# Gamma function formula

For $s\in\mathbb C,~\Re(s)>1$, then we have \begin{eqnarray} \frac1{\Gamma(s)}\int^{+\infty}_0T^{s-1}\left(\frac{\cosh(T)}{\sinh(T)}-1\right)dT&=&2^{1-2}\zeta(s).\\ \frac1{\Gamma(s)}\int^{+\infty}_0T^{s-1}\left(\frac{\cosh(T)}{\sinh(T)}-1\right)dT &=&\frac1{\Gamma(s)}\int^1_0T^{s-1}\left(\frac{\cosh(T)}{\sinh(T)}-\frac1T\right)dT\\ &&+\frac1{\Gamma(s)}\int^{+\infty}_1T^{s-1}\left(\frac{\cosh(T)}{\sinh(T)}-1\right)dT\\ &&-\frac1{\Gamma(s+1)}+\frac1{\Gamma(s)(s-1)}. \end{eqnarray}

Q: From the above two formulas, how to get the following $$\int^1_0\left(\frac{\cosh(T)}{\sinh(T)}-\frac1T\right)\frac{dT}T+\int^{+\infty}_1\left(\frac{\cosh(T)}{\sinh(T)}-1\right)\frac{dT}T+\Gamma'(1)-1=-2\log(2)\zeta(0)+2\zeta'(0)$$

• I imagine this can be done by expanding a geometric series, integrating term by term, and simplifying with the zeta function.
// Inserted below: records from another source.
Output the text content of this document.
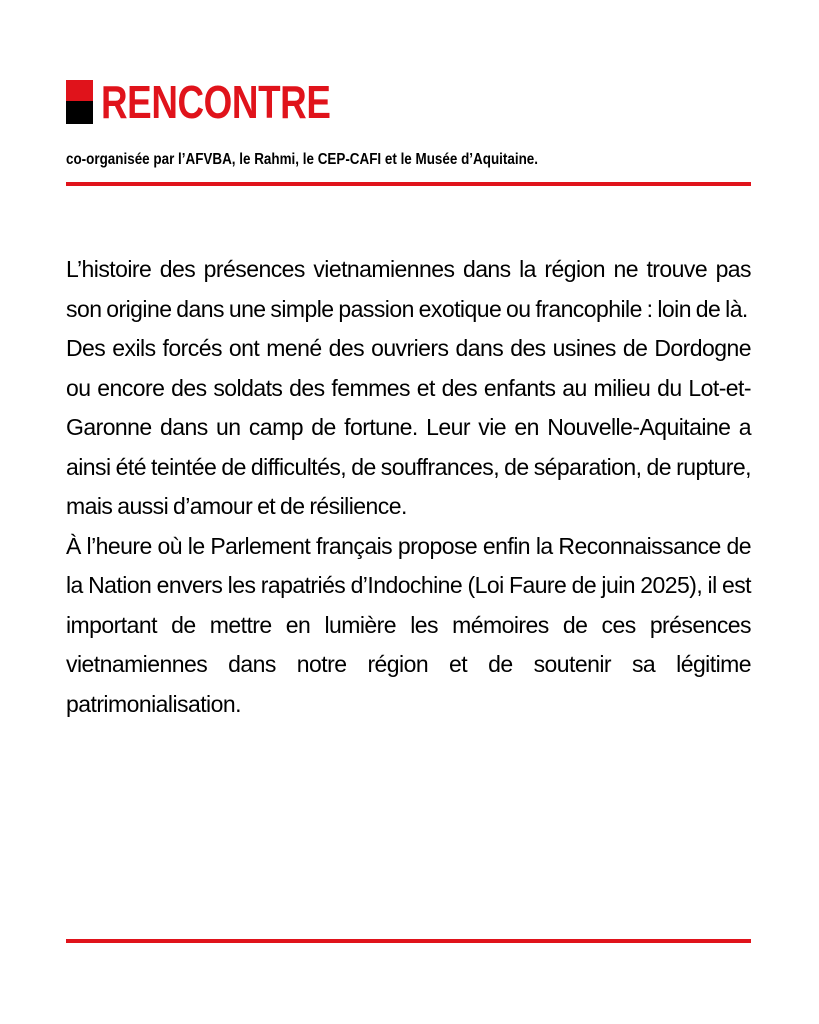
RENCONTRE

co-organisée par l’AFVBA, le Rahmi, le CEP-CAFI et le Musée d’Aquitaine.

L’histoire des présences vietnamiennes dans la région ne trouve pas son origine dans une simple passion exotique ou francophile : loin de là.

Des exils forcés ont mené des ouvriers dans des usines de Dordogne ou encore des soldats des femmes et des enfants au milieu du Lot-et-Garonne dans un camp de fortune. Leur vie en Nouvelle-Aquitaine a ainsi été teintée de difficultés, de souffrances, de séparation, de rupture, mais aussi d’amour et de résilience.

À l’heure où le Parlement français propose enfin la Reconnaissance de la Nation envers les rapatriés d’Indochine (Loi Faure de juin 2025), il est important de mettre en lumière les mémoires de ces présences vietnamiennes dans notre région et de soutenir sa légitime patrimonialisation.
Just a quick sketch of an idea. – Simply Beautiful Art Feb 28 '17 at 12:31

For $Re(s) > 1$ : $\frac{\cosh(x)}{\sinh(x)}-1 = \frac{2e^{-2x} }{1-e^{-2x}} = 2\sum_{n=1}^\infty e^{-2nx}$ so $$\int_0^\infty (\frac{\cosh(x)}{\sinh(x)}-1) x^{s-1} dx = 2 \sum_{n=1}^\infty \int_0^\infty e^{-2nx}x^{s-1}dx$$ $$= 2^{1-s} \sum_{n=1}^\infty n^{-s} \int_0^\infty e^{-x}x^{s-1}dx =2^{1-s} \zeta(s) \Gamma(s)$$ and $$\int_0^\infty (\frac{\cosh(x)}{\sinh(x)}-1_{x > 1}-\frac{1_{x < 1}}{x}) x^{s-1} dx =2^{1-s} \zeta(s) \Gamma(s)+\int_0^1 (1-\frac{1}{x}) x^{s-1}dx$$ $$= 2^{1-s} \zeta(s) \Gamma(s)+ \frac{1}{s}-\frac{1}{s-1}$$ converges for $Re(s) > -1$. Thus, with $F(s) = 2^{1-s} \zeta(s) \Gamma(s+1), F(0) = -1$ : $$\int_0^\infty (\frac{\cosh(x)}{\sinh(x)}-1_{x > 1}-\frac{1_{x < 1}}{x}) \frac{ dx }{x} = \lim_{s \to 0}\int_0^\infty (\frac{\cosh(x)}{\sinh(x)}-1_{x > 1}-\frac{1_{x < 1}}{x}) x^{s-1} dx$$ $$= \lim_{s \to 0}2^{1-s} \zeta(s) \Gamma(s)+ \frac{1}{s}-\frac{1}{s-1} = -1+\lim_{s \to 0}\frac{1}{s}(2^{1-s} \zeta(s) \Gamma(s+1)+ 1)$$ $$= -1+ F'(0) = -1+ \log 2 + 2\zeta'(0)- \Gamma'(1)$$